Second black box from crashed Russian plane found in Black Sea

MOSCOW
Second black box from crashed Russian plane found in Black Sea Russian rescuers trawling the Black Sea on Dec. 28 found the second black box from a Syria-bound military plane that crashed at the weekend with 92 people on board, authorities said.  

“The second onboard recorder from the Tu-154 plane has been found and raised from the seabed,” the Defense Ministry said in a statement to Russian news agencies.

The discovery of the black box comes the day after rescuers found the primary inflight recorder and should help provide vital clues as investigators try to work out what caused the fatal crash.

Russia’s FSB security service has said it is looking into four main suspected causes: pilot error, technical failure, faulty fuel and a foreign object in the engine.

The agency said that so far there were no indications to suggest terrorism was behind the crash, but did not rule it out entirely.

The Soviet-era jet, whose passengers included more than 60 members of an internationally renowned Red Army troupe, was heading to Russia’s military airbase in Syria on Dec. 25 when it went down off the coast of Sochi shortly after take-off from a refueling stop at the airport.

The discovery of the second black box comes as searchers scramble to recover bodies and remaining debris from the aircraft in a major operation involving divers, deep-water machines, helicopters and drones.

The Defense Ministry told Russian agencies that so far 15 bodies and 239 body parts from those onboard the ill-fated aircraft have been found, with some of the remains transported to Moscow for DNA identification.  

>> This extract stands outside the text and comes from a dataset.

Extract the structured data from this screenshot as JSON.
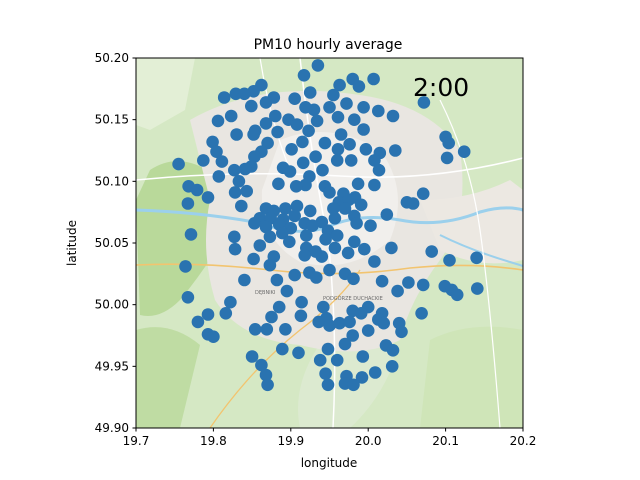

The loss of the plane has shocked Russia at a time when the Kremlin was celebrating the recapture of Syria’s Aleppo by regime forces, the biggest success since it launched its bombing campaign to support Syrian President Bashar al-Assad last year.  

The military performers were set to perform for Russian troops at the Hmeimim airbase in Syria, Moscow’s main staging post in the war-torn country.